When I was married to K, we really integrated into each other families. When we would visit her mother or her sister's house, I did not feel like I was K's boyfriend who was visiting for the day. I really felt like I was part of the family.
Even now, they all know I know I am gay and I have been divorced from their daughter for almost 2 years, I still feel like family when I am there.
Once or twice a week I am at T's house and around his family. Usually I have dinner with them and then hang around the house for a few hours before I have to go home.
His family's attitude toward me is always polite and usually friendly. His 2 younger sister make a point to say Hi. One of them will often engage me in conversation. His mom is friendly and will usually smile when I come in. She remembers the foods I like and if she makes one of my favorites, will often send me home with enough for the next day. His dad will acknowledge me, and make sure I get enough to eat. He is somewhat hard of hearing, so conversation is not something he does much of.
Despite their friendless I always feel like an outsider. It's kind of like, they are OK if I am there, but doubt I would be missed if I was not there. I am not part of the family. I am T's friend. It even occurred to me the other day, if something were to happen to T, would anyone in his family even think to call me?
To be fair, part of this is my fault. I do not speak Vietnamese and I have not put much effort into learning. They have most of their conversations in their native language and it's not reasonable for me to expect them to change just because I show up for dinner. So in that regard, I have put outsider status on myself.
Part of it is because his family does not really accept him as a gay man. To me it feels like a dirty secret that everyone knows about. Like the uncle in the family who has been in prison or used to be a drug addict. Everyone knows about it, but no one talks about it.
I also think part of it's because we don't live together. He lives with his family and I am an occasional visitor. When I was married to K, it was rare that K would see her family without me. Over time, it became natural to them that she and I were a unit. We (the two of us) were a new, complete family unit within the larger family.
Despite our love, T and I are not a family unit. We are not together as a family. We do not function as a family unit so why should his larger family think of us that way? They shouldn't and they don't.

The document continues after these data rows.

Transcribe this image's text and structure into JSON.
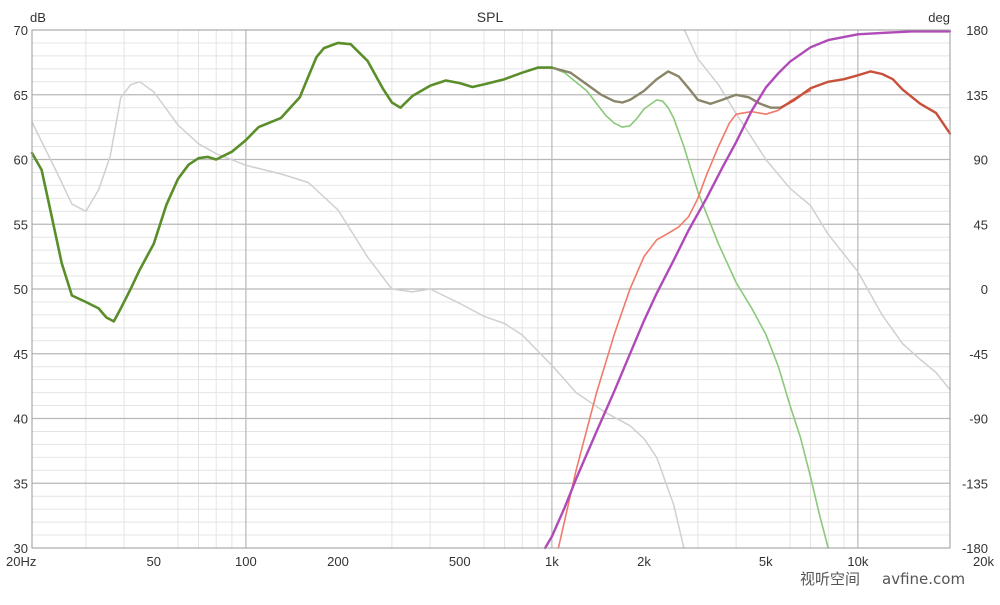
{
  "chart_data": {
    "type": "line",
    "title": "SPL",
    "x_scale": "log",
    "xlim": [
      20,
      20000
    ],
    "ylim": [
      30,
      70
    ],
    "y2lim": [
      -180,
      180
    ],
    "y_unit": "dB",
    "y2_unit": "deg",
    "grid": true,
    "x_ticks": [
      {
        "value": 20,
        "label": "20Hz"
      },
      {
        "value": 50,
        "label": "50"
      },
      {
        "value": 100,
        "label": "100"
      },
      {
        "value": 200,
        "label": "200"
      },
      {
        "value": 500,
        "label": "500"
      },
      {
        "value": 1000,
        "label": "1k"
      },
      {
        "value": 2000,
        "label": "2k"
      },
      {
        "value": 5000,
        "label": "5k"
      },
      {
        "value": 10000,
        "label": "10k"
      },
      {
        "value": 20000,
        "label": "20k"
      }
    ],
    "y_ticks": [
      {
        "value": 70,
        "label": "70"
      },
      {
        "value": 65,
        "label": "65"
      },
      {
        "value": 60,
        "label": "60"
      },
      {
        "value": 55,
        "label": "55"
      },
      {
        "value": 50,
        "label": "50"
      },
      {
        "value": 45,
        "label": "45"
      },
      {
        "value": 40,
        "label": "40"
      },
      {
        "value": 35,
        "label": "35"
      },
      {
        "value": 30,
        "label": "30"
      }
    ],
    "y2_ticks": [
      {
        "value": 180,
        "label": "180"
      },
      {
        "value": 135,
        "label": "135"
      },
      {
        "value": 90,
        "label": "90"
      },
      {
        "value": 45,
        "label": "45"
      },
      {
        "value": 0,
        "label": "0"
      },
      {
        "value": -45,
        "label": "-45"
      },
      {
        "value": -90,
        "label": "-90"
      },
      {
        "value": -135,
        "label": "-135"
      },
      {
        "value": -180,
        "label": "-180"
      }
    ],
    "series": [
      {
        "axis": "right",
        "color": "#d0d0d0",
        "width": 1.5,
        "x": [
          20,
          24,
          27,
          30,
          33,
          36,
          39,
          42,
          45,
          50,
          55,
          60,
          70,
          80,
          100,
          130,
          160,
          200,
          250,
          300,
          350,
          400,
          500,
          600,
          700,
          800,
          1000,
          1200,
          1500,
          1800,
          2000,
          2200,
          2500,
          2700,
          2710,
          3000,
          3500,
          4000,
          5000,
          6000,
          7000,
          8000,
          10000,
          12000,
          14000,
          16000,
          18000,
          20000
        ],
        "y": [
          116,
          82,
          59,
          54,
          69,
          92,
          133,
          142,
          144,
          137,
          125,
          114,
          101,
          94,
          86,
          80,
          74,
          55,
          22,
          0,
          -2,
          0,
          -10,
          -19,
          -24,
          -32,
          -53,
          -72,
          -86,
          -95,
          -104,
          -117,
          -150,
          -180,
          180,
          160,
          142,
          122,
          90,
          70,
          58,
          38,
          12,
          -18,
          -38,
          -49,
          -58,
          -70
        ]
      },
      {
        "axis": "left",
        "color": "#8ac97a",
        "width": 1.6,
        "x": [
          1000,
          1100,
          1300,
          1500,
          1600,
          1700,
          1800,
          1900,
          2000,
          2200,
          2300,
          2400,
          2500,
          2700,
          3000,
          3500,
          4000,
          4500,
          5000,
          5500,
          6000,
          6500,
          7000,
          7500,
          8000
        ],
        "y": [
          67.1,
          66.7,
          65.3,
          63.4,
          62.8,
          62.5,
          62.6,
          63.2,
          63.9,
          64.6,
          64.5,
          64.0,
          63.2,
          61.0,
          57.5,
          53.5,
          50.5,
          48.5,
          46.5,
          44.0,
          41.0,
          38.5,
          35.5,
          32.5,
          30.0
        ]
      },
      {
        "axis": "left",
        "color": "#f07a6a",
        "width": 1.6,
        "x": [
          1050,
          1200,
          1400,
          1600,
          1800,
          2000,
          2200,
          2400,
          2600,
          2800,
          3000,
          3200,
          3500,
          3800,
          4000,
          4500,
          5000,
          5500,
          6000,
          6500,
          7000
        ],
        "y": [
          30.0,
          36.0,
          42.0,
          46.5,
          50.0,
          52.5,
          53.8,
          54.3,
          54.8,
          55.6,
          57.0,
          58.8,
          61.0,
          62.8,
          63.5,
          63.7,
          63.5,
          63.8,
          64.5,
          65.0,
          65.3
        ]
      },
      {
        "axis": "left",
        "color": "#8a8468",
        "width": 2.4,
        "x": [
          1000,
          1150,
          1300,
          1450,
          1600,
          1700,
          1800,
          2000,
          2200,
          2400,
          2600,
          2800,
          3000,
          3300,
          3600,
          4000,
          4400,
          4800,
          5200,
          5600
        ],
        "y": [
          67.1,
          66.7,
          65.8,
          65.0,
          64.5,
          64.4,
          64.6,
          65.3,
          66.2,
          66.8,
          66.4,
          65.5,
          64.6,
          64.3,
          64.6,
          65.0,
          64.8,
          64.3,
          64.0,
          64.0
        ]
      },
      {
        "axis": "left",
        "color": "#c8503a",
        "width": 2.4,
        "x": [
          5600,
          6200,
          7000,
          8000,
          9000,
          10000,
          11000,
          12000,
          13000,
          14000,
          16000,
          18000,
          20000
        ],
        "y": [
          64.0,
          64.6,
          65.5,
          66.0,
          66.2,
          66.5,
          66.8,
          66.6,
          66.2,
          65.4,
          64.3,
          63.6,
          62.0
        ]
      },
      {
        "axis": "left",
        "color": "#5a8e2a",
        "width": 2.6,
        "x": [
          20,
          21.5,
          23,
          25,
          27,
          30,
          33,
          35,
          37,
          39,
          42,
          45,
          50,
          55,
          60,
          65,
          70,
          75,
          80,
          90,
          100,
          110,
          130,
          150,
          160,
          170,
          180,
          200,
          220,
          250,
          280,
          300,
          320,
          350,
          400,
          450,
          500,
          550,
          600,
          700,
          800,
          900,
          1000
        ],
        "y": [
          60.5,
          59.2,
          56.0,
          52.0,
          49.5,
          49.0,
          48.5,
          47.8,
          47.5,
          48.5,
          50.0,
          51.5,
          53.5,
          56.5,
          58.5,
          59.6,
          60.1,
          60.2,
          60.0,
          60.6,
          61.5,
          62.5,
          63.2,
          64.8,
          66.4,
          67.9,
          68.6,
          69.0,
          68.9,
          67.6,
          65.5,
          64.4,
          64.0,
          64.9,
          65.7,
          66.1,
          65.9,
          65.6,
          65.8,
          66.2,
          66.7,
          67.1,
          67.1
        ]
      },
      {
        "axis": "right",
        "color": "#b04ab8",
        "width": 2.4,
        "x": [
          950,
          1000,
          1100,
          1200,
          1400,
          1600,
          1800,
          2000,
          2200,
          2500,
          2800,
          3200,
          3600,
          4000,
          4500,
          5000,
          5500,
          6000,
          7000,
          8000,
          10000,
          12000,
          15000,
          20000
        ],
        "y": [
          -180,
          -172,
          -152,
          -132,
          -99,
          -71,
          -45,
          -22,
          -3,
          20,
          41,
          63,
          84,
          102,
          124,
          140,
          150,
          158,
          168,
          173,
          177,
          178,
          179,
          179
        ]
      }
    ]
  },
  "watermark": {
    "cn": "视听空间",
    "site": "avfine.com"
  }
}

So, I even though T and I think of each other as partners, his family does not. I can tell and it makes me feel like an outsider.
OK, so I told you that story so I could tell you this story.
The other day, T invited me out for dinner with his family. They were celebrating some good news in T's business and he wanted me with him. (Which was totally sweet!!). During the course of dinner, T did something that was very embarrassing to me. What happened is not important, but I was very upset about it. I know he did not mean to embarrass me, in fact until I told him afterwards, he was not even aware that I was upset about anything.
After it all died down, I reflected on it. If K had done the exact same thing to me with her family, would I have been upset? Of course, was my initial reaction. The more I thought about it, however, the more I knew that was not true. The fact is, I doubt I would have been upset about it at all.
Then I had to figure out why not? What I think it boils down to is feeling about being the outsider. With K's family I am in insider. With T's I am not. When you are on the edge of a tight knit group that you want to be part of, you are self-conscious. Because you want to be accepted by the group, what they thing of you is important. T is always going to be close to his family. The scenarios that have us living together mostly involve us living together with his family, so it is important they like me. It is important they accept me.
T has assured me for everyone else, this was a non-event. They didn't even notice anything was out of the ordinary. But still it nagged in the back of my mind.
Will we (he and I as a family unit) ever be really accepted or will I always be an outsider looking in?